Compounding this is the fact that the big Internet companies (Google, Yahoo!, Facebook, Bing, et al) have done very little to advance their data standards beyond their own publishing and advertising agendas, making it very difficult for smaller companies to do things like rewrite the web, and for larger companies to get a far better handle on what their customers are doing, without having to game their information, or basically steal it and resell it to partners. This is also partly why ‘privacy’ and data management are elusive to the average Internet or social network user.
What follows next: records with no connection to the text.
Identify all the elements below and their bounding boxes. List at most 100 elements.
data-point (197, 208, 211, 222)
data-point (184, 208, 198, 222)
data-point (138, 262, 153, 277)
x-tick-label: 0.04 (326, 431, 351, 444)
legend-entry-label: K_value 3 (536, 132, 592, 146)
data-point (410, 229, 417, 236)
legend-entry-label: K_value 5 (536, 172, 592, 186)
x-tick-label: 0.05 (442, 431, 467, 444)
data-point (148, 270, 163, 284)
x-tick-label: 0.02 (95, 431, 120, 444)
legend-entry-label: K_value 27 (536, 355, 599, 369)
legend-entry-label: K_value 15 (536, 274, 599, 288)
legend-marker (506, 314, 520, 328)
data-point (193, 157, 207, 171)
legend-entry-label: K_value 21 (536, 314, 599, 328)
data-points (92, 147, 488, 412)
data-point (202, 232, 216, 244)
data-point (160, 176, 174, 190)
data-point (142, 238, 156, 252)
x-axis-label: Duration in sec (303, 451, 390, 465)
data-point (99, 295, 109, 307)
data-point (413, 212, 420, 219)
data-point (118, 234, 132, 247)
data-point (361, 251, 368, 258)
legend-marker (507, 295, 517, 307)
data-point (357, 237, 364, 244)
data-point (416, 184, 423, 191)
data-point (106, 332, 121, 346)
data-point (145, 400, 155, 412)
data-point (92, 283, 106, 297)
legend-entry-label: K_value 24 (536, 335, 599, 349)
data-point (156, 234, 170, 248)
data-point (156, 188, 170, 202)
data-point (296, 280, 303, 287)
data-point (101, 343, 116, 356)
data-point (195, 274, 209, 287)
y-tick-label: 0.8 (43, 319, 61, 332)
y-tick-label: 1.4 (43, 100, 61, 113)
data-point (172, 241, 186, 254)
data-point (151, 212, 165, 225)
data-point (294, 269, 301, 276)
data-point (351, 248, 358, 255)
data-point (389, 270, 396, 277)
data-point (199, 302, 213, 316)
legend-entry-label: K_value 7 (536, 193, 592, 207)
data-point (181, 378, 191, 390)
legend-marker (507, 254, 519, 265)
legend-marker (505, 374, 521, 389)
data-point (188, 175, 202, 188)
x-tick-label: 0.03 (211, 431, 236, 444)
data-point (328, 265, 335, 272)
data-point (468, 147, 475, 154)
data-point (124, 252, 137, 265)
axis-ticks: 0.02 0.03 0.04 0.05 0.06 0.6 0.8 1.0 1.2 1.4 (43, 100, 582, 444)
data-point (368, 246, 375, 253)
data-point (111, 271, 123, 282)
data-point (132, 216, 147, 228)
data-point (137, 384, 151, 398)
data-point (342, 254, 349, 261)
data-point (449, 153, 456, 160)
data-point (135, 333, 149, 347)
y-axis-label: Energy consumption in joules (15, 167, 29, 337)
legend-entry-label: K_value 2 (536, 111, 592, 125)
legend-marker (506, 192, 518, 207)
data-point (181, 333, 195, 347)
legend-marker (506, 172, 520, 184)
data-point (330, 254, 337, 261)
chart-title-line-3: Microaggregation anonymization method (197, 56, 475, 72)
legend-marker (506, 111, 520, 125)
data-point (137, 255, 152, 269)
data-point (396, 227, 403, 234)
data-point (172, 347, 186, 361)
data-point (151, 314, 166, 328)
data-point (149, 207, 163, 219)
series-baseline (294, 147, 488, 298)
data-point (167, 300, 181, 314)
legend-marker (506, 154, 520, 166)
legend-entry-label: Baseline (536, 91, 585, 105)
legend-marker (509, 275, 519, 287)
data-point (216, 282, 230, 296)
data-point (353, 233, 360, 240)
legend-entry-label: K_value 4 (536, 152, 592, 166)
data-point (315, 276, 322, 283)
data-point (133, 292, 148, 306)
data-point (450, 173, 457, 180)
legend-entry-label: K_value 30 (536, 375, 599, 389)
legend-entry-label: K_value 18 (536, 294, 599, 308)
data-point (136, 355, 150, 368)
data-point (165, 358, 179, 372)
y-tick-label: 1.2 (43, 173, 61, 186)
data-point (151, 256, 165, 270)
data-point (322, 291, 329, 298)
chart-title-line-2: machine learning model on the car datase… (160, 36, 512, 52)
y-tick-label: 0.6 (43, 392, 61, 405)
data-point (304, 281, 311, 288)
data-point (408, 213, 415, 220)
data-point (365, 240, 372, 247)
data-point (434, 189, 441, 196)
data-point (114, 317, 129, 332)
Personally, it’s one of many reasons why I bailed on Facebook after being an early adopter, and will be bailing on Google+ as another early adopter sooner rather than later. Twitter has been pushing back against the government on these issues, although in reality, all of these digital environments are hackable.
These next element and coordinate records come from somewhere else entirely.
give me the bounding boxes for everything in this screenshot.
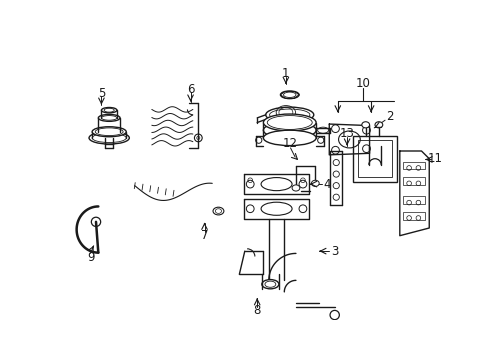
Ellipse shape: [101, 108, 117, 113]
Ellipse shape: [92, 127, 126, 137]
Bar: [402, 212, 424, 220]
Ellipse shape: [89, 132, 129, 144]
Text: 6: 6: [186, 83, 194, 96]
Ellipse shape: [263, 122, 315, 139]
Ellipse shape: [338, 131, 360, 148]
Ellipse shape: [291, 185, 299, 191]
Ellipse shape: [261, 280, 278, 289]
Bar: [357, 140, 391, 177]
Text: 5: 5: [98, 87, 105, 100]
Text: 9: 9: [87, 251, 94, 264]
Ellipse shape: [311, 180, 319, 186]
Bar: [402, 197, 424, 204]
Ellipse shape: [261, 202, 291, 215]
Ellipse shape: [265, 107, 313, 122]
Ellipse shape: [263, 114, 315, 131]
Ellipse shape: [329, 310, 339, 320]
Ellipse shape: [261, 177, 291, 191]
Bar: [352, 136, 396, 182]
Text: 11: 11: [427, 152, 442, 165]
Ellipse shape: [374, 122, 382, 128]
Text: 13: 13: [339, 127, 354, 140]
Bar: [402, 162, 424, 170]
Text: 7: 7: [201, 229, 208, 242]
Ellipse shape: [98, 114, 120, 121]
Text: 4: 4: [323, 177, 330, 190]
Text: 12: 12: [283, 137, 297, 150]
Text: 8: 8: [253, 304, 261, 317]
Text: 10: 10: [355, 77, 370, 90]
Bar: [402, 177, 424, 185]
Ellipse shape: [263, 130, 315, 145]
Ellipse shape: [213, 207, 224, 215]
Text: 1: 1: [282, 67, 289, 81]
Text: 3: 3: [330, 244, 338, 258]
Text: 2: 2: [385, 110, 393, 123]
Ellipse shape: [280, 91, 299, 99]
Ellipse shape: [361, 122, 369, 128]
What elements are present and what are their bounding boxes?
Advertising cookies, as another example, have barely advanced into the first party realm (whereby they don’t need to ‘follow you around’ while you do searches and click on pages), while third party cookies still flood web browsers and enable agencies like the NSA to surveil people through backdoors. Regardless of how you feel about it (you should definitely question it), the bigger issue is that we are contributing to the degradation of our information systems, as well as unknowingly helping to put up barriers to the content we see, and the data that is managed.
On the client side, I can’t tell you many phone calls I get from decision-makers who are frustrated that their data partners, software vendors and analyst teams struggle to sort through the data sets they manage, how difficult it is for them to segment old and new customers or prospects, and how hard it is for them to scale their own practices. In short, they’re still not able to empower their decisions with the kind of rigor they’d like. And of course, that sort of ‘rigor’ is relative to the demands and operations of the business, as well as supply or value chain partners, and most importantly, customers.
That said, with these great challenges come even greater opportunities.
A big one is to use these superstructures to our advantage by ‘sorting and seeing’ information more seamlessly on the ‘big’ side, and ‘making and matching’ information as users (participants) on the ‘small side’. Sorting and seeing basically involves using data orientations more and more in parallel, while making and matching is really about how each of us is active in how we curate and share our information with other people.
What results — at least what I’ve witnessed in my own work — is a whole new set of emerging processes that are both analytical (observation and pattern-oriented) and insightful (intuitively empowered).
Put another way, in a world in which questions are arguably more important than ‘answers’, we have an opportunity to understand, shape and compute information in incredibly efficient ways.
What remains is a desire to approach our respective disciplines differently and more openly, and to collaborate a lot more with people ‘on other sides of the data spectrum’.
As always, there is much to look forward to in our infofuture.